Tumminellis Designkritik
Ganz in Weiß

Hochglanz war auf der diesjährigen IAA fehl am Platz. Gekonnt stellten die Hersteller ihre Unschuld zur Schau – mit Modellen ganz in Weiß. Mit dem XK wollte Jaguar aus der Menge herausstechen und „den Beginn einer neuen Ära“ markieren.

Schade eigentlich, dass es die internationale Automobilausstellung nur alle zwei Jahre gibt, denn es ist spannend, wie sich die Hersteller künftig den Herausforderungen des Klimawandels stellen werden.

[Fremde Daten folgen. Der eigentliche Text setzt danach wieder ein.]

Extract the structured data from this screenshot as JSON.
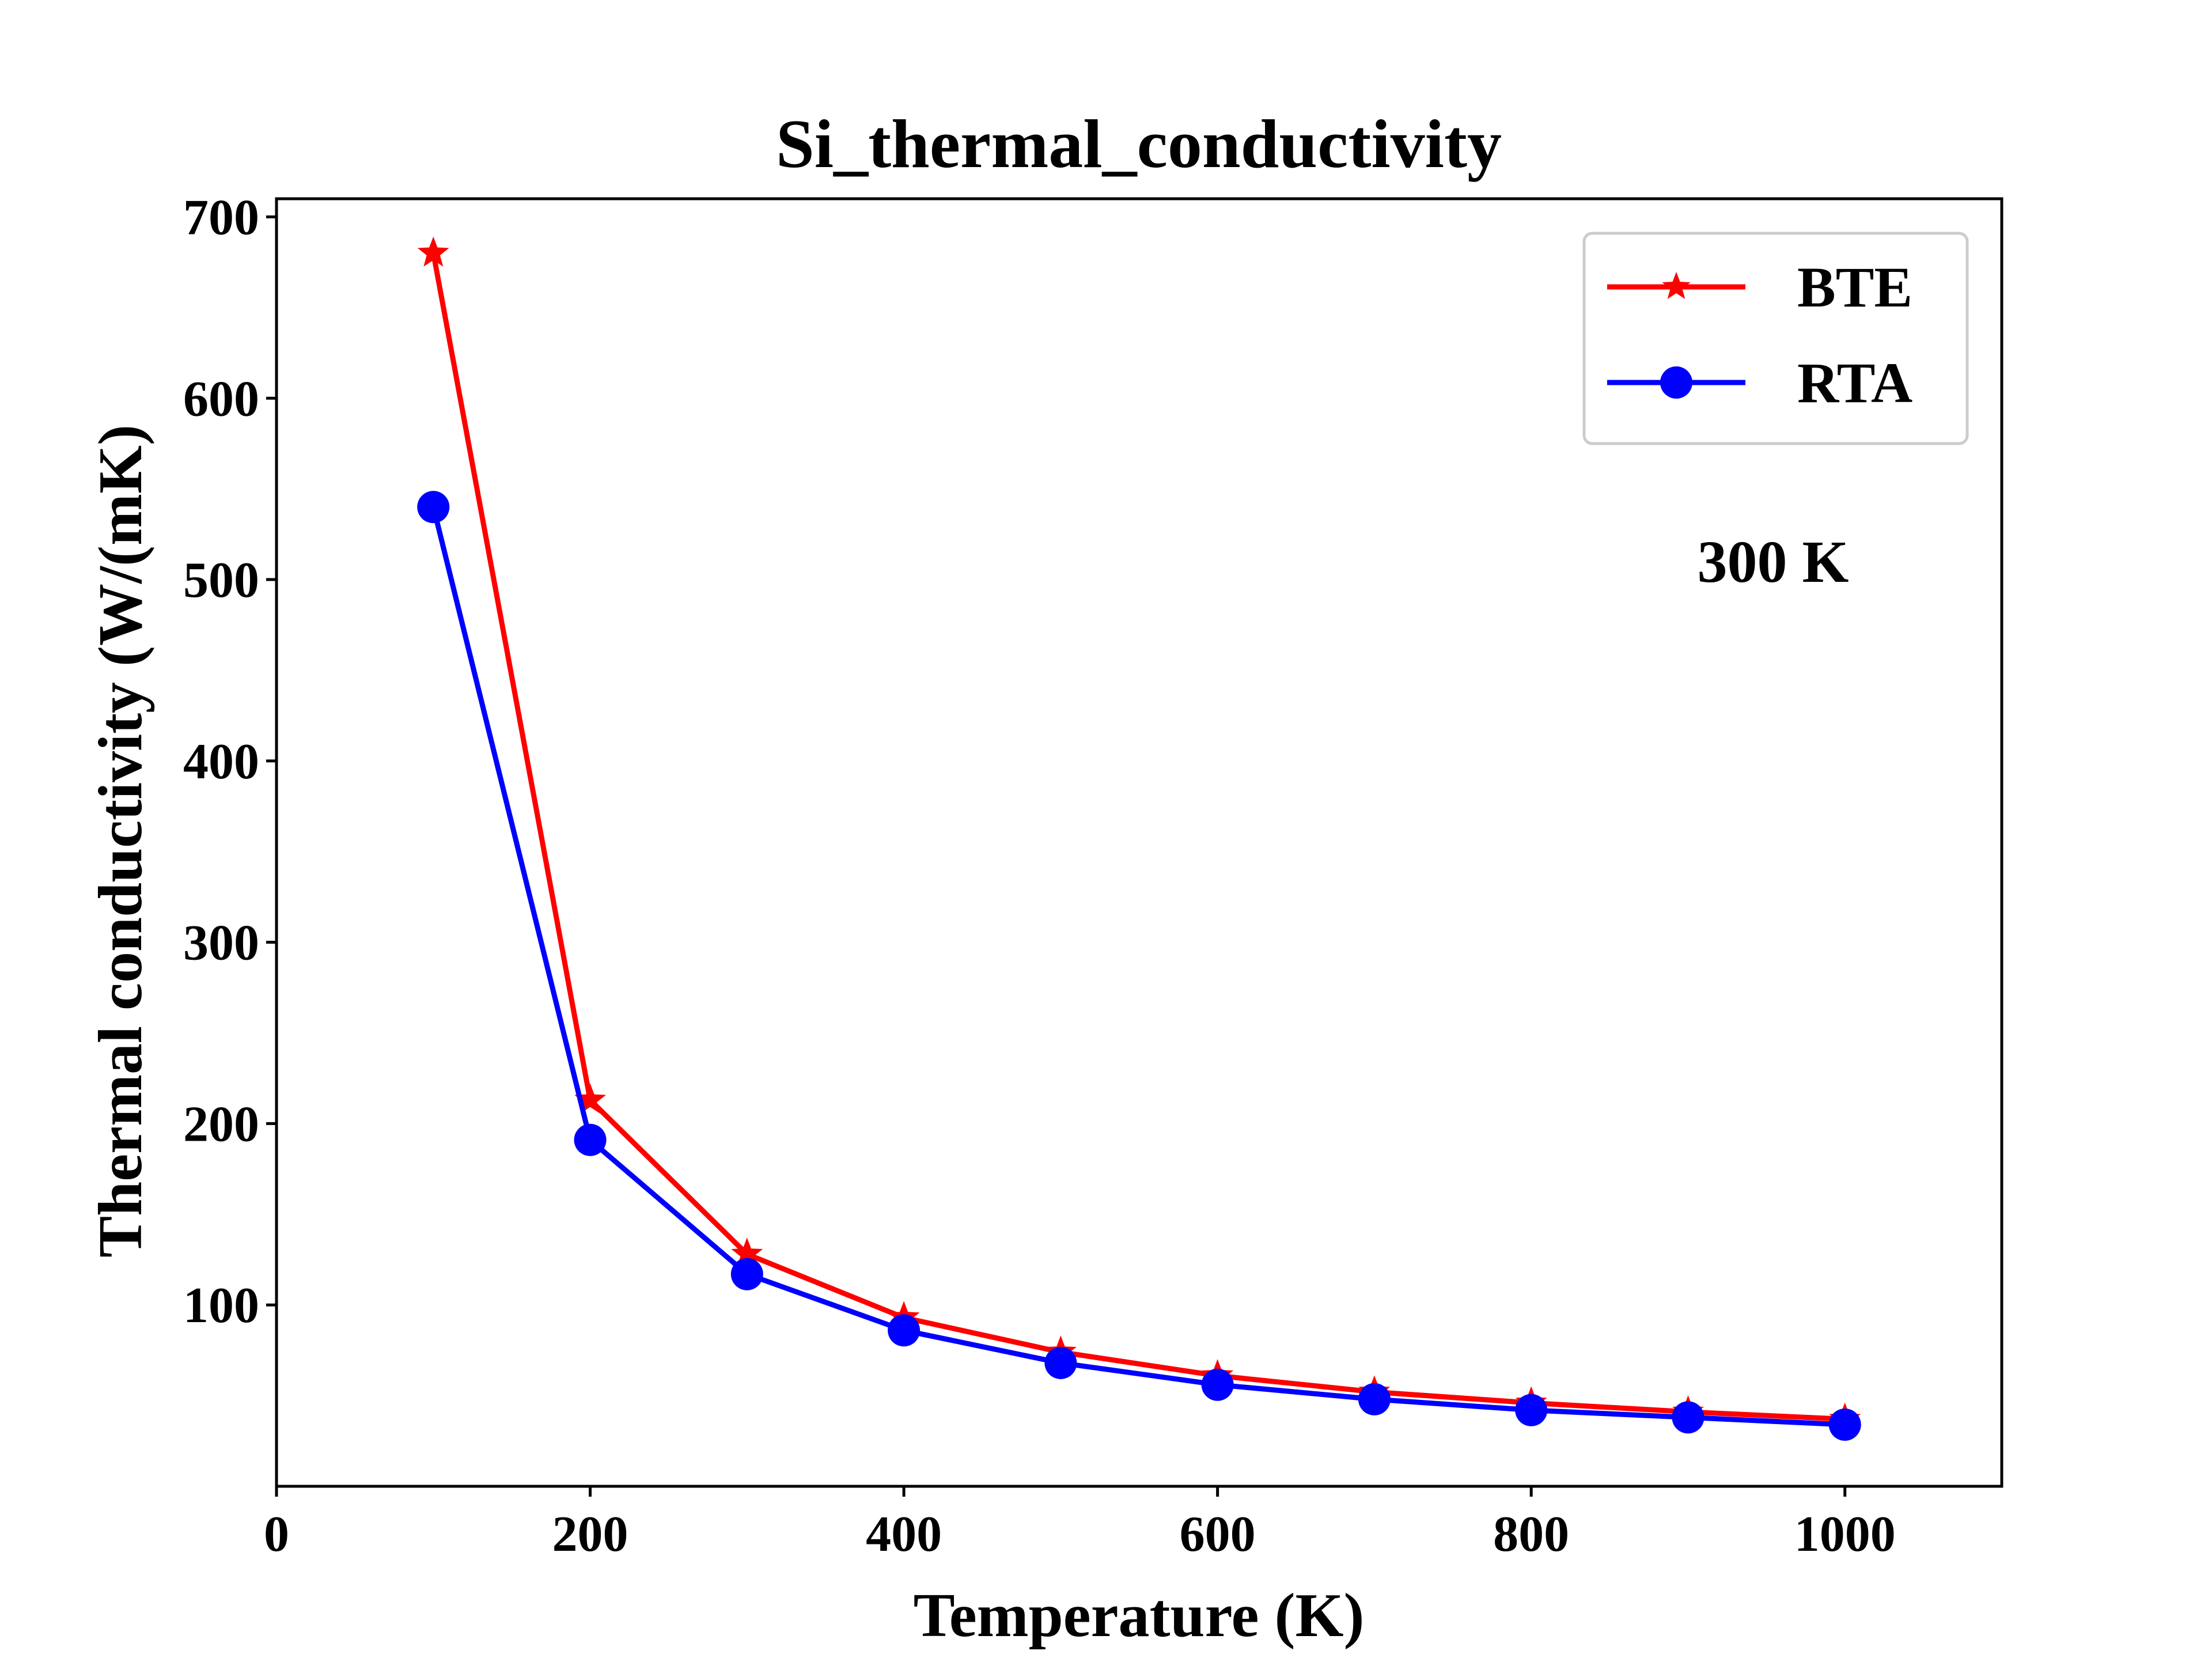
{
  "chart_data": {
    "type": "line",
    "title": "Si_thermal_conductivity",
    "xlabel": "Temperature (K)",
    "ylabel": "Thermal conductivity (W/(mK)",
    "annotation": "300 K",
    "xlim": [
      0,
      1100
    ],
    "ylim": [
      0,
      710
    ],
    "xticks": [
      0,
      200,
      400,
      600,
      800,
      1000
    ],
    "yticks": [
      100,
      200,
      300,
      400,
      500,
      600,
      700
    ],
    "grid": false,
    "legend_position": "top-right",
    "x": [
      100,
      200,
      300,
      400,
      500,
      600,
      700,
      800,
      900,
      1000
    ],
    "series": [
      {
        "name": "BTE",
        "color": "#ff0000",
        "marker": "star",
        "values": [
          680,
          213,
          128,
          93,
          74,
          61,
          52,
          46,
          41,
          37
        ]
      },
      {
        "name": "RTA",
        "color": "#0000ff",
        "marker": "circle",
        "values": [
          540,
          191,
          117,
          86,
          68,
          56,
          48,
          42,
          38,
          34
        ]
      }
    ]
  }
}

Zu dem von den Grünen zu Recht kritisierten pseudo-ökologischen Ansatz der Frankfurter Veranstaltung kann man nur folgendes sagen: Die roten Flitzer sollten lieber zu Hause bleiben (die Präsenz war auch eher bescheiden), um die grünen Umweltretter zu gestalten, war nicht genug Zeit (das Ergebnis war entsprechend wenig überzeugend).

Als Zwischenlösung gab es eine weiße Messe, auf der die Hersteller ihre Unschuld gekonnt zu Schau gestellt haben. Der Kompressor-Bolide und das 10-Zylinder-Monster sehen in Weiß genau so harmlos aus, wie das kleine Mikrocar-Konzept UP! von Volkswagen und der bayerische Sparwagen Loremo.

Insgesamt vermittelte das überschwemmende Frankfurter Weiß das Gefühl, die Branche stehe ohne großen Mut, dafür aber schön chic da. Genau das könnte man vom XF sagen, der Premium-Limousine mit der Jaguar „in eine für die Marke neue Dimension“ stoßen will.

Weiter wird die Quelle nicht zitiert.